Doug committed to keeping that fundraiser going, which is great, but his attempt to paint himself as an arts advocate fell to pieces when he continuously referenced his goal to “bring a world class music festival” to Toronto. He cited SXSW and Austin City Limits as world class music festivals (even though he has never been to SXSW) and namedropped Michael Hollett (a vocal critic of the Fords), who founded NXNE as his “friend” who joined him on the trip to Austin.

The problem with this is that, NXNE is by all accounts a world class music festival*. Its lineup is often quite similar to the lineups you’ll find at any other marquee music festival across North America, but as any concert promoter in Toronto knows, there are various municipal blockades in place when it comes to booking off-kilter venues, or holding electronic music events.

As Olivia said: “We need to make sure we're not afraid of [EDM]."

Doug also mentioned the City Hall music office, which is a Ford initiative, and was never followed through on. He constantly referred to it, as if it’s some great success, when in reality it never opened. Unfortunately, none of the candidates called him out on that.

The most impressive debater was Morgan Baskin, who is quite clearly a serious longshot in the race, but who is already demonstrating she’s willing to go toe-to-toe with the staid candidates Toronto has been watching in debates—for what seems like an eternity now. She was the only candidate, when asked about whether or not Toronto needs a civil employee who could act as the city’s ‘Creative Director,’ who made mention of actually attending the public meeting about having such a position in the first place. And she was not afraid to mention the Ford Bros’ reluctance to vote for arts initiatives (though, to be fair, Rob voted against TIFF funding and Doug did not).

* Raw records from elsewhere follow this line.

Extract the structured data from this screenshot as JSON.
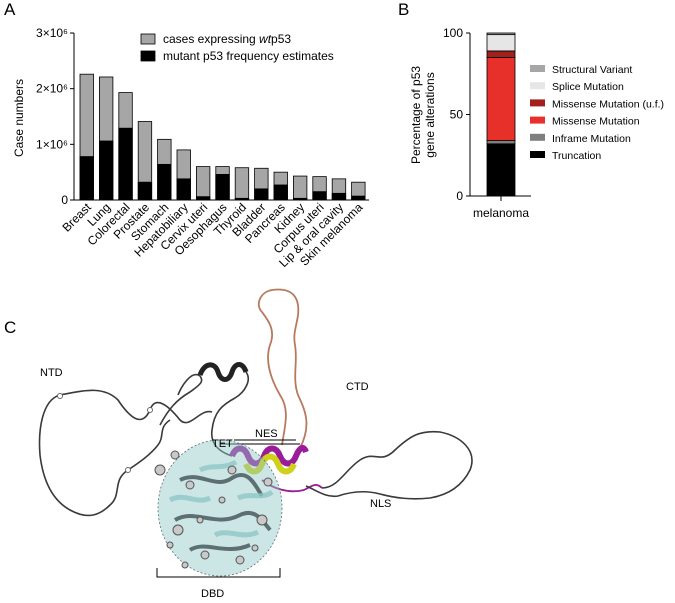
{
  "panel_labels": {
    "a": "A",
    "b": "B",
    "c": "C"
  },
  "chart_data": [
    {
      "type": "bar",
      "subtype": "overlapping",
      "ylabel": "Case numbers",
      "ylim": [
        0,
        3000000
      ],
      "yticks": [
        {
          "value": 0,
          "label": "0"
        },
        {
          "value": 1000000,
          "label": "1×10⁶"
        },
        {
          "value": 2000000,
          "label": "2×10⁶"
        },
        {
          "value": 3000000,
          "label": "3×10⁶"
        }
      ],
      "categories": [
        "Breast",
        "Lung",
        "Colorectal",
        "Prostate",
        "Stomach",
        "Hepatobiliary",
        "Cervix uteri",
        "Oesophagus",
        "Thyroid",
        "Bladder",
        "Pancreas",
        "Kidney",
        "Corpus uteri",
        "Lip & oral cavity",
        "Skin melanoma"
      ],
      "series": [
        {
          "name": "cases expressing wtp53",
          "color": "#a6a6a6",
          "values": [
            2260000,
            2210000,
            1930000,
            1410000,
            1090000,
            900000,
            600000,
            600000,
            580000,
            570000,
            500000,
            430000,
            420000,
            380000,
            320000
          ]
        },
        {
          "name": "mutant p53 frequency estimates",
          "color": "#000000",
          "values": [
            780000,
            1060000,
            1290000,
            320000,
            640000,
            380000,
            60000,
            460000,
            30000,
            200000,
            270000,
            30000,
            150000,
            120000,
            70000
          ]
        }
      ],
      "legend": [
        {
          "prefix": "cases expressing ",
          "italic": "wt",
          "suffix": "p53"
        },
        {
          "prefix": "mutant p53 frequency estimates",
          "italic": "",
          "suffix": ""
        }
      ]
    },
    {
      "type": "bar",
      "subtype": "stacked",
      "ylabel": [
        "Percentage of p53",
        "gene alterations"
      ],
      "ylim": [
        0,
        100
      ],
      "yticks": [
        {
          "value": 0,
          "label": "0"
        },
        {
          "value": 50,
          "label": "50"
        },
        {
          "value": 100,
          "label": "100"
        }
      ],
      "categories": [
        "melanoma"
      ],
      "series": [
        {
          "name": "Truncation",
          "color": "#000000",
          "values": [
            32
          ]
        },
        {
          "name": "Inframe Mutation",
          "color": "#7f7f7f",
          "values": [
            2
          ]
        },
        {
          "name": "Missense Mutation",
          "color": "#e8302a",
          "values": [
            51
          ]
        },
        {
          "name": "Missense Mutation (u.f.)",
          "color": "#a31f1c",
          "values": [
            4
          ]
        },
        {
          "name": "Splice Mutation",
          "color": "#e6e6e6",
          "values": [
            10
          ]
        },
        {
          "name": "Structural Variant",
          "color": "#a6a6a6",
          "values": [
            1
          ]
        }
      ],
      "legend_order": [
        "Structural Variant",
        "Splice Mutation",
        "Missense Mutation (u.f.)",
        "Missense Mutation",
        "Inframe Mutation",
        "Truncation"
      ]
    }
  ],
  "structure": {
    "labels": {
      "ntd": "NTD",
      "ctd": "CTD",
      "tet": "TET",
      "nes": "NES",
      "nls": "NLS",
      "dbd": "DBD"
    },
    "colors": {
      "coil": "#3a3a3a",
      "ctd_loop": "#b87a5e",
      "tet_helix": "#9b1c9b",
      "nes_helix": "#cfd11a",
      "dbd": "#8fc7c5",
      "dbd_dark": "#5c6f72"
    }
  }
}
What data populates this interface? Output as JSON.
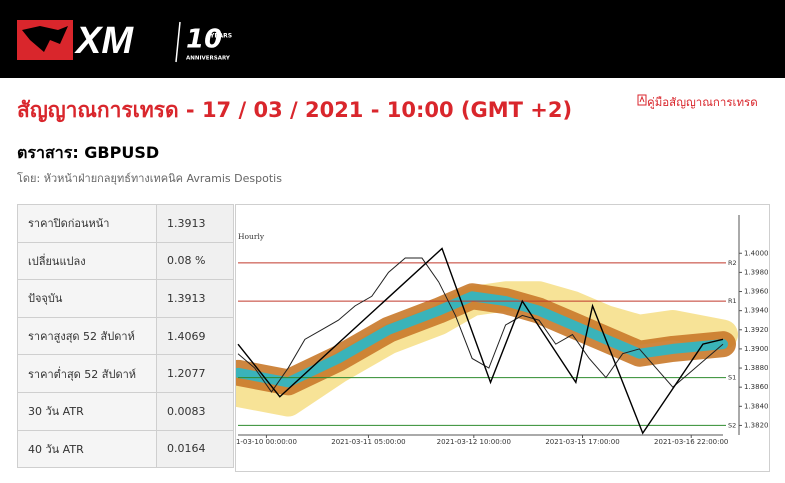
{
  "logo": {
    "brand": "XM",
    "years": "10",
    "years_word": "YEARS",
    "anniversary": "ANNIVERSARY"
  },
  "header": {
    "title": "สัญญาณการเทรด - 17 / 03 / 2021 - 10:00 (GMT +2)",
    "guide_link": "คู่มือสัญญาณการเทรด",
    "instrument": "ตราสาร: GBPUSD",
    "author": "โดย: หัวหน้าฝ่ายกลยุทธ์ทางเทคนิค Avramis Despotis"
  },
  "table": {
    "rows": [
      [
        "ราคาปิดก่อนหน้า",
        "1.3913"
      ],
      [
        "เปลี่ยนแปลง",
        "0.08 %"
      ],
      [
        "ปัจจุบัน",
        "1.3913"
      ],
      [
        "ราคาสูงสุด 52 สัปดาห์",
        "1.4069"
      ],
      [
        "ราคาต่ำสุด 52 สัปดาห์",
        "1.2077"
      ],
      [
        "30 วัน ATR",
        "0.0083"
      ],
      [
        "40 วัน ATR",
        "0.0164"
      ]
    ]
  },
  "chart_data": {
    "type": "line",
    "title": "Hourly",
    "xlim": [
      0,
      29
    ],
    "ylim": [
      1.381,
      1.404
    ],
    "xticks": [
      {
        "value": 1.7,
        "label": "1-03-10 00:00:00"
      },
      {
        "value": 7.8,
        "label": "2021-03-11 05:00:00"
      },
      {
        "value": 14.1,
        "label": "2021-03-12 10:00:00"
      },
      {
        "value": 20.6,
        "label": "2021-03-15 17:00:00"
      },
      {
        "value": 27.1,
        "label": "2021-03-16 22:00:00"
      }
    ],
    "yticks": [
      {
        "value": 1.382,
        "label": "1.3820"
      },
      {
        "value": 1.384,
        "label": "1.3840"
      },
      {
        "value": 1.386,
        "label": "1.3860"
      },
      {
        "value": 1.388,
        "label": "1.3880"
      },
      {
        "value": 1.39,
        "label": "1.3900"
      },
      {
        "value": 1.392,
        "label": "1.3920"
      },
      {
        "value": 1.394,
        "label": "1.3940"
      },
      {
        "value": 1.396,
        "label": "1.3960"
      },
      {
        "value": 1.398,
        "label": "1.3980"
      },
      {
        "value": 1.4,
        "label": "1.4000"
      }
    ],
    "levels": [
      {
        "name": "R2",
        "value": 1.399,
        "color": "#c0392b"
      },
      {
        "name": "R1",
        "value": 1.395,
        "color": "#c0392b"
      },
      {
        "name": "S1",
        "value": 1.387,
        "color": "#2e8b2e"
      },
      {
        "name": "S2",
        "value": 1.382,
        "color": "#2e8b2e"
      }
    ],
    "bands": [
      {
        "color": "#f6e08c",
        "width": 30,
        "x": [
          0,
          3,
          6,
          9,
          12,
          14,
          16,
          18,
          20,
          22,
          24,
          26,
          29
        ],
        "values": [
          1.3855,
          1.3845,
          1.388,
          1.391,
          1.393,
          1.395,
          1.3955,
          1.3955,
          1.3945,
          1.393,
          1.392,
          1.3925,
          1.3915
        ]
      },
      {
        "color": "#c9792a",
        "width": 26,
        "x": [
          0,
          3,
          6,
          9,
          12,
          14,
          16,
          18,
          20,
          22,
          24,
          26,
          29
        ],
        "values": [
          1.3875,
          1.3865,
          1.389,
          1.392,
          1.394,
          1.3955,
          1.395,
          1.394,
          1.3925,
          1.391,
          1.3895,
          1.39,
          1.3905
        ]
      },
      {
        "color": "#2ab8c8",
        "width": 10,
        "x": [
          0,
          3,
          6,
          9,
          12,
          14,
          16,
          18,
          20,
          22,
          24,
          26,
          29
        ],
        "values": [
          1.3875,
          1.3865,
          1.389,
          1.392,
          1.394,
          1.3955,
          1.395,
          1.394,
          1.3925,
          1.391,
          1.3895,
          1.39,
          1.3905
        ]
      }
    ],
    "series": [
      {
        "color": "#222222",
        "width": 1,
        "x": [
          0,
          1,
          2,
          3,
          4,
          5,
          6,
          7,
          8,
          9,
          10,
          11,
          12,
          13,
          14,
          15,
          16,
          17,
          18,
          19,
          20,
          21,
          22,
          23,
          24,
          25,
          26,
          27,
          28,
          29
        ],
        "values": [
          1.3895,
          1.388,
          1.3855,
          1.388,
          1.391,
          1.392,
          1.393,
          1.3945,
          1.3955,
          1.398,
          1.3995,
          1.3995,
          1.397,
          1.3935,
          1.389,
          1.388,
          1.3925,
          1.3935,
          1.393,
          1.3905,
          1.3915,
          1.389,
          1.387,
          1.3895,
          1.39,
          1.388,
          1.386,
          1.3875,
          1.389,
          1.3905
        ]
      },
      {
        "color": "#000000",
        "width": 1.4,
        "x": [
          0,
          2.5,
          12.2,
          15.1,
          17,
          20.2,
          21.2,
          24.2,
          27.8,
          29
        ],
        "values": [
          1.3905,
          1.385,
          1.4005,
          1.3865,
          1.395,
          1.3865,
          1.3945,
          1.3812,
          1.3905,
          1.391
        ]
      }
    ]
  }
}
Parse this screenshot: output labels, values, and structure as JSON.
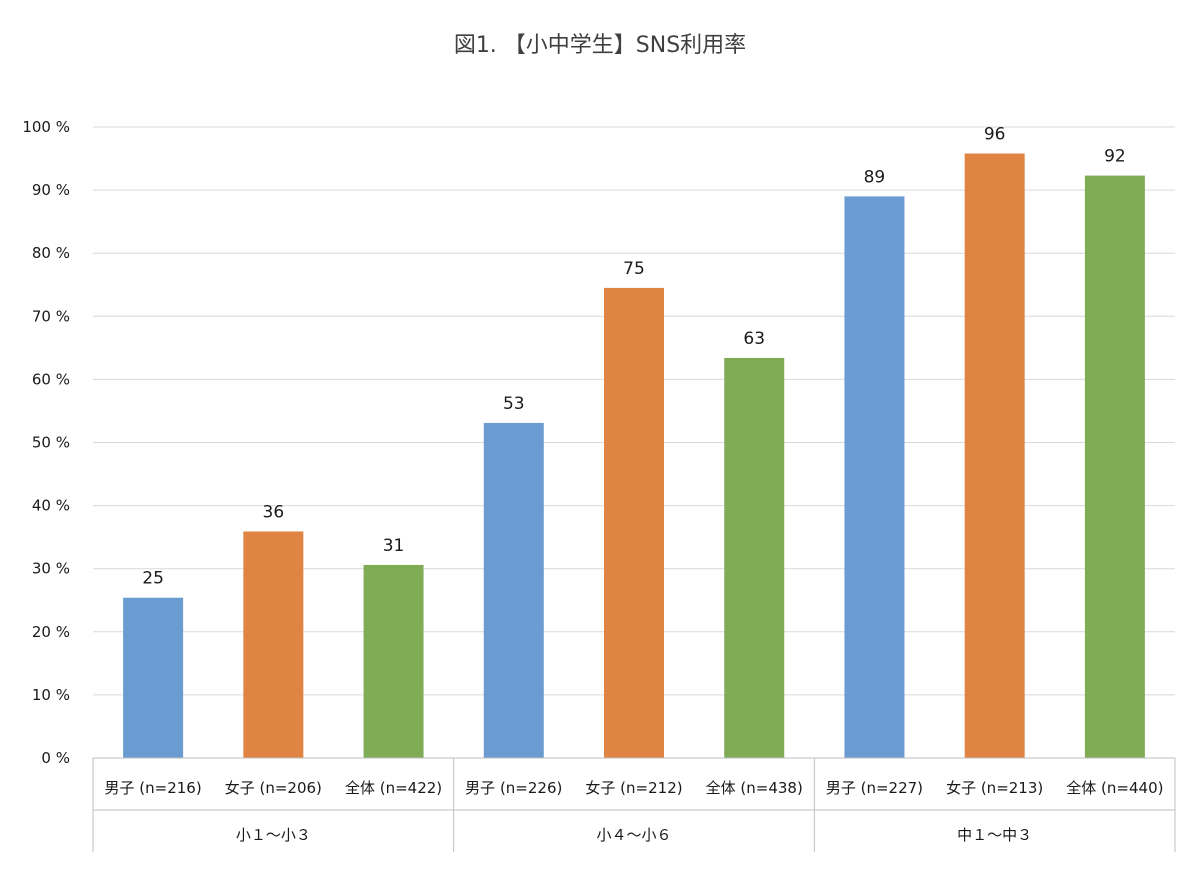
{
  "chart_data": {
    "type": "bar",
    "title": "図1. 【小中学生】SNS利用率",
    "xlabel": "",
    "ylabel": "",
    "ylim": [
      0,
      100
    ],
    "y_ticks": [
      0,
      10,
      20,
      30,
      40,
      50,
      60,
      70,
      80,
      90,
      100
    ],
    "y_tick_suffix": " %",
    "grid": true,
    "legend": "none",
    "groups": [
      {
        "label": "小１〜小３",
        "categories": [
          0,
          1,
          2
        ]
      },
      {
        "label": "小４〜小６",
        "categories": [
          3,
          4,
          5
        ]
      },
      {
        "label": "中１〜中３",
        "categories": [
          6,
          7,
          8
        ]
      }
    ],
    "categories": [
      "男子 (n=216)",
      "女子 (n=206)",
      "全体 (n=422)",
      "男子 (n=226)",
      "女子 (n=212)",
      "全体 (n=438)",
      "男子 (n=227)",
      "女子 (n=213)",
      "全体 (n=440)"
    ],
    "values": [
      25,
      36,
      31,
      53,
      75,
      63,
      89,
      96,
      92
    ],
    "bar_values_exact": [
      25.4,
      35.9,
      30.6,
      53.1,
      74.5,
      63.4,
      89.0,
      95.8,
      92.3
    ],
    "bar_colors": [
      "#6a9bd1",
      "#e08444",
      "#80ac55",
      "#6a9bd1",
      "#e08444",
      "#80ac55",
      "#6a9bd1",
      "#e08444",
      "#80ac55"
    ]
  }
}
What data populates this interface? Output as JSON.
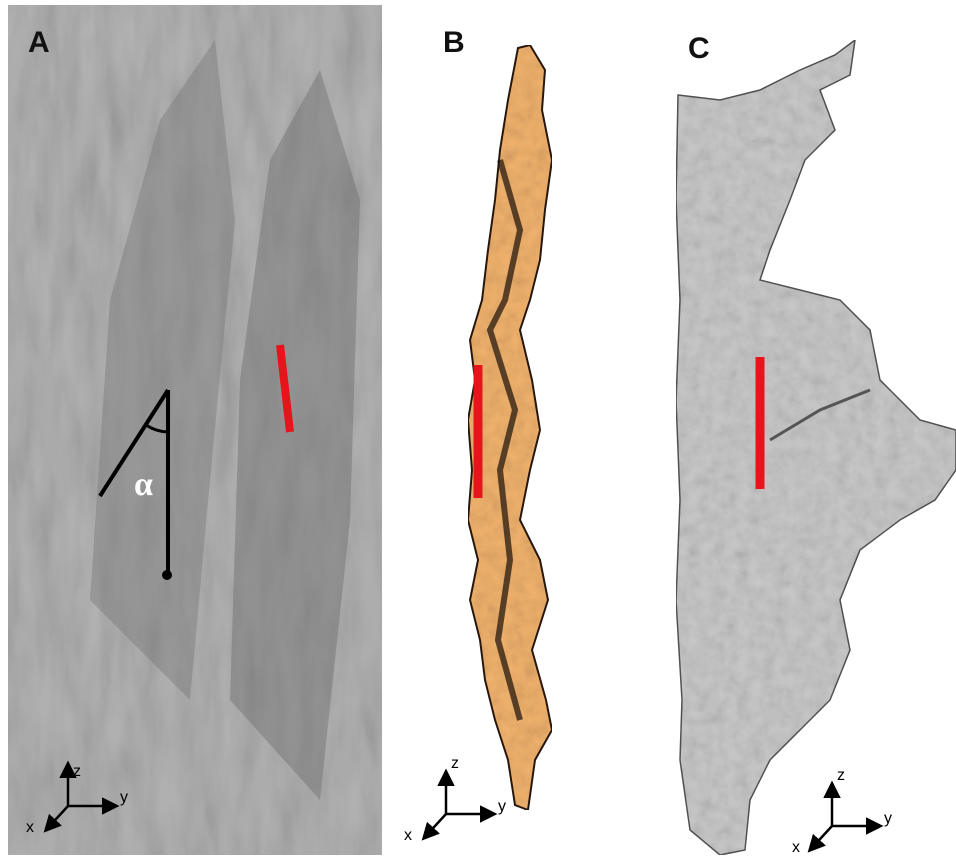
{
  "panels": [
    {
      "label": "A",
      "annotation": "α",
      "axes": {
        "z": "z",
        "y": "y",
        "x": "x"
      }
    },
    {
      "label": "B",
      "axes": {
        "z": "z",
        "y": "y",
        "x": "x"
      }
    },
    {
      "label": "C",
      "axes": {
        "z": "z",
        "y": "y",
        "x": "x"
      }
    }
  ]
}
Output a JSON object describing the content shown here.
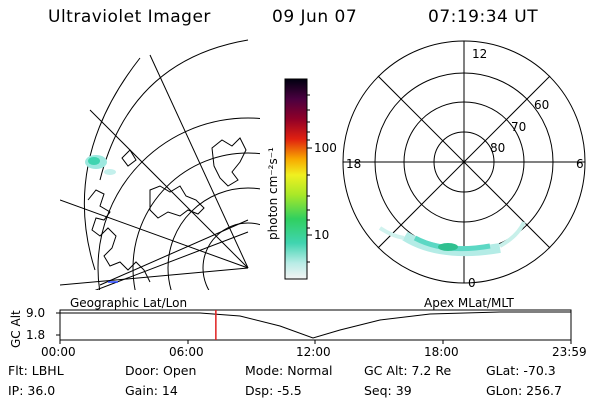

The moment Olivia elicted a collective groan from the ArtsVote debate crowd, via Twitter user graphicmatt.
Ultimately, the more conservative candidates (Doug and Tory) made the mistake of acting as if their future initiatives would suddenly make Toronto a world class arts city. Tory said that he would take the Toronto arts from “good to great,” when the reality is that the city is already full of talent. What’s needed is more funding, less roadblocks, and more affordable space for artists to live and work. That’s where the government comes in—and clearly, most candidates have no idea what’s actually happening in the city or its world-class cool neighbourhoods (thanks Vogue, for using SEO clickbait articles for evil. You’ve ruined our city).

Unfortunately, the debate ended in embarrassing fashion, as Olivia Chow declared that she was going to share some original art of her own with the crowd. She then held up a crude drawing of John Tory’s transit plan, which elicited a sea of groans in the crowd. Abraham, who was there to keep the candidates on the topic of the arts, threw his hands up in frustration. And Tory, as if to say now now, just let her prattle on, advised Abraham to just let her go.

It was a sad attempt at over-politicizing a debate on the arts, especially from a woman who, earlier in the debate, had said: “We can’t play politics with the arts.”

If this is the kind of maturity that our (ostensibly) most artistic mayoral hopeful is bringing to the table, the Toronto arts community shouldn’t be holding their breath for a windfall of municipal support anytime soon.

*The author is a member of NXNE’s advisory board.